Economic and Environmental aspect
- Beforethe invention of Haber’s process another method known as Cyanamid process was used to manufacture ammonia, but this process consumed a large amount of electrical power and was far more labor intensive.
- Now the Haber’s process produces 450 million tons of nitrogen fertilizer per year. This is mostly anhydrous form of ammonia, ammonium nitrate and urea. The Haber’s process consumes about 3-5% of the world natural gas i.e. about 1-2% of worlds energy.
- Combining ammonia with herbicides and pesticides leads to an increase in the productivity of agricultural land:
- The crops that are harvested in the year 2000 would have required about four times more land to get average yield in year 1900 and the cultivated area would have required approximately half of the ice-free continents than 15% of the land that it is required today.
- The manufacturing of ammonia also participated in climatic change and many other environmental problems like leaching of nitrates into ground water, lakes, ponds and rivers; natural eco system is also affected from the deposition of nitrates and ammonia; eutrophication is also taking place as a result dead zones are expanding in coastal ocean waters; manufacturing of ammonia also causing greenhouse effect as it emits large amount of nitrous oxide (N2O) and becomes third important greenhouse gas followed by CO2 and CH4.
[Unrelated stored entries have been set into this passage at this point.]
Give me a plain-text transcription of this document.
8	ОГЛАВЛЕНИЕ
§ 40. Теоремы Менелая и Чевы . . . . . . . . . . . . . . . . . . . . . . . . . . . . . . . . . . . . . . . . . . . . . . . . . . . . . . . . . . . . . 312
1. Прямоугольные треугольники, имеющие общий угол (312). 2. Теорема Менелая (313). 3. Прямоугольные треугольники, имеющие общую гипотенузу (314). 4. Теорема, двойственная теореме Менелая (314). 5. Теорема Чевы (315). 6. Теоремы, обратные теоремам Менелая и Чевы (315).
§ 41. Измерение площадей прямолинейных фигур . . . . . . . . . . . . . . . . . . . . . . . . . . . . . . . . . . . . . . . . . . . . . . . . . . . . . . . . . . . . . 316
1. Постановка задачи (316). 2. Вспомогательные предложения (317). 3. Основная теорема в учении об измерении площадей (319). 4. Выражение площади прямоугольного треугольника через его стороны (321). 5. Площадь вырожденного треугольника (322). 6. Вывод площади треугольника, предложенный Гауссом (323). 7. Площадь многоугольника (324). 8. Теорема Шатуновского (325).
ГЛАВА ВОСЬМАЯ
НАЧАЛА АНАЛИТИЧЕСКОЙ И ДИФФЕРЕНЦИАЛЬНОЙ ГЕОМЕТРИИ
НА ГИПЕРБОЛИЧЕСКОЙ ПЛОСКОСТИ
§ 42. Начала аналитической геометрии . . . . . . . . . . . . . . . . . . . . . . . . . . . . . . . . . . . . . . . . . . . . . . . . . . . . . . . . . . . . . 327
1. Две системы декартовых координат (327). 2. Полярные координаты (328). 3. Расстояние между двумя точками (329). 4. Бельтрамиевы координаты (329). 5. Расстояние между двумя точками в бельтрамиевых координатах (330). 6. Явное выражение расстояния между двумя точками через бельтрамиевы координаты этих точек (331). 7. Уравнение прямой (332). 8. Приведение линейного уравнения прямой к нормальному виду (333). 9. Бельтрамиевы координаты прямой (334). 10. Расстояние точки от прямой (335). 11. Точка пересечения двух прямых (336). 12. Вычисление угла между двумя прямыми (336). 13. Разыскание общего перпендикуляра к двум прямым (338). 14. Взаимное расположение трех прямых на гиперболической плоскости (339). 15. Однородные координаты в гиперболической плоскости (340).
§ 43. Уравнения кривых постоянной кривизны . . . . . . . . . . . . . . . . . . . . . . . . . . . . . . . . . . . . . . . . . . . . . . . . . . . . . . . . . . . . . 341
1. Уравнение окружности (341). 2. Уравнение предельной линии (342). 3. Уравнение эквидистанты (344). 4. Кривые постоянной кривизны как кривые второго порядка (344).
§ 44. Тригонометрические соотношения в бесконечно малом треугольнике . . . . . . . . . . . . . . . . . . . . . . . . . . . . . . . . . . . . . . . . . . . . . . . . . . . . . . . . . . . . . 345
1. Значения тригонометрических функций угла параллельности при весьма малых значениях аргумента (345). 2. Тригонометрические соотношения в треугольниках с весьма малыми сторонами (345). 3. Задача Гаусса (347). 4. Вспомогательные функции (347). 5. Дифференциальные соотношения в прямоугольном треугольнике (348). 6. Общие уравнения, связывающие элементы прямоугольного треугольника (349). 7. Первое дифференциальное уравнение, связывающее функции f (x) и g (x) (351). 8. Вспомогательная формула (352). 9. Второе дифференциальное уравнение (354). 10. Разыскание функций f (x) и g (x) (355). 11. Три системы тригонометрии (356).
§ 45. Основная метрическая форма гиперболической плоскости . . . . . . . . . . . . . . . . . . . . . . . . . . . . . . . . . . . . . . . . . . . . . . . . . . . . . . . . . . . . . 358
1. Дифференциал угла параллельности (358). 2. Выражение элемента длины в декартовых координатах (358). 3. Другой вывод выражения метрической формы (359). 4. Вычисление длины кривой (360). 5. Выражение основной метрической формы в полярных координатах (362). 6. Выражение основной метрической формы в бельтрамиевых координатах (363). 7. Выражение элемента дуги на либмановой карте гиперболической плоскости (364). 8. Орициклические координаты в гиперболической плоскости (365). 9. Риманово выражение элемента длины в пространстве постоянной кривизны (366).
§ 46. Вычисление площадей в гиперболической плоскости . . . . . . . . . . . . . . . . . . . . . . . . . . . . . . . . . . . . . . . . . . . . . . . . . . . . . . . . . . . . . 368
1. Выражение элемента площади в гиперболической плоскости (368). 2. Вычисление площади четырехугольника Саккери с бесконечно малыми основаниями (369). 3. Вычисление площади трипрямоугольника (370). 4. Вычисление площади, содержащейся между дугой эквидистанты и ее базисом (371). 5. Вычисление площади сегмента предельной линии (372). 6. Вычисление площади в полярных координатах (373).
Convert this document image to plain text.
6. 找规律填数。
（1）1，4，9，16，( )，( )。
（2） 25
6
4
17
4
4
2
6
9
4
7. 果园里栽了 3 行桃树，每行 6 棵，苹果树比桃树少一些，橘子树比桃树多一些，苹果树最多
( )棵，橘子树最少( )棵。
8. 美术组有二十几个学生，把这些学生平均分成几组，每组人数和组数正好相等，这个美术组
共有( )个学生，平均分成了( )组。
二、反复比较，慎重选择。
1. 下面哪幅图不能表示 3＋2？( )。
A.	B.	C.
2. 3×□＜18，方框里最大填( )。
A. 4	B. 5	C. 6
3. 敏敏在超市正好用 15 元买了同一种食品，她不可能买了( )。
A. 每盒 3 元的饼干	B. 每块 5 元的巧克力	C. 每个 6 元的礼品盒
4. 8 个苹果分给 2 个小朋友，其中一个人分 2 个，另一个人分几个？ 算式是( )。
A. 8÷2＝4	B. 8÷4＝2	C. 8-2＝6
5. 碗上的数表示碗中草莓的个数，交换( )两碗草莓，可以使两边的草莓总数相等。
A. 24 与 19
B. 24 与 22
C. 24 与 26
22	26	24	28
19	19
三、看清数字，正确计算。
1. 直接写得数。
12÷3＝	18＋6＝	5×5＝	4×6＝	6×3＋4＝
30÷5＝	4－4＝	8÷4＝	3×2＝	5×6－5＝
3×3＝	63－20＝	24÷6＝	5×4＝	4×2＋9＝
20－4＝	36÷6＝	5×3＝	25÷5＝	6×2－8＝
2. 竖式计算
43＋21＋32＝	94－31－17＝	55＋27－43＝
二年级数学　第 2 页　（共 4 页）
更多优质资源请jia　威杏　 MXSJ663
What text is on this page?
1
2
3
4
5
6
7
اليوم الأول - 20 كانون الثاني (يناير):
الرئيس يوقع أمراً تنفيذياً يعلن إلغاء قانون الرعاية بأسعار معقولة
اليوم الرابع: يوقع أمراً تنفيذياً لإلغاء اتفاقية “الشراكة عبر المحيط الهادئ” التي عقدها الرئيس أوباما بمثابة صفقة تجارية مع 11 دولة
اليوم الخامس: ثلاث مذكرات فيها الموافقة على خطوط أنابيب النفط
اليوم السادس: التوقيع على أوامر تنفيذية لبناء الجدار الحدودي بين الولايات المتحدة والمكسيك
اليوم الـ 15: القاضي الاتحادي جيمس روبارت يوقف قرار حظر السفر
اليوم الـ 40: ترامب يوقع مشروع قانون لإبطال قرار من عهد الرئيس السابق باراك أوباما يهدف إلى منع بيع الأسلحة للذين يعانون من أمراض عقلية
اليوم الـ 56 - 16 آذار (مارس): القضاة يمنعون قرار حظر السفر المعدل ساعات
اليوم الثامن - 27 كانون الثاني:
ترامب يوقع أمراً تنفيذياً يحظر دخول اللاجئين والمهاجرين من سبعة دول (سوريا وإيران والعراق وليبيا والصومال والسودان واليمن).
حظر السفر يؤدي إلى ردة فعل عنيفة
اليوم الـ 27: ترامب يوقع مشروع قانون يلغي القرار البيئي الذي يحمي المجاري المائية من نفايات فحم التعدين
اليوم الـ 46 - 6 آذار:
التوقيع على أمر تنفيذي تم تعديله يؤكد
- The Haber-Bosch process is considered one of the largest contributors for building up of a reactive nitrogen in the biosphere which cause anthropogenic disturbance to the
- nitrogen cycle.
- The nitrogen use efficiency that is typically less than fifty percentage of the farm runoff from excess heavy use of fixed industrial nitrogen damaging biological habitats.
- Around 50% of nitrogen that is present in human tissues is originated from Haber-Bosch process.
Generally, no significant health effects can be found in humans that are exposed to natural environmental concentrations of ammonia but if the concentrations exceed than some of the instructions are as follows:
- While dealing with products containing ammonia, the area should be well ventilated.
- Wear proper clothing and eye protection.
- Extreme exposures to this chemical can irritate skin, eyes and lungs.
- Mixing of ammonia with chlorine bleach can be very toxic as it produces chloramines which is very toxic and can cause chest pain, shortness of breath, nausea, irritation to nose, eyes and throat and even fluid into the lungs.
- Accidental swallowing to this chemical can burn the mouth, throat, stomach and, can cause severe abdominal pain.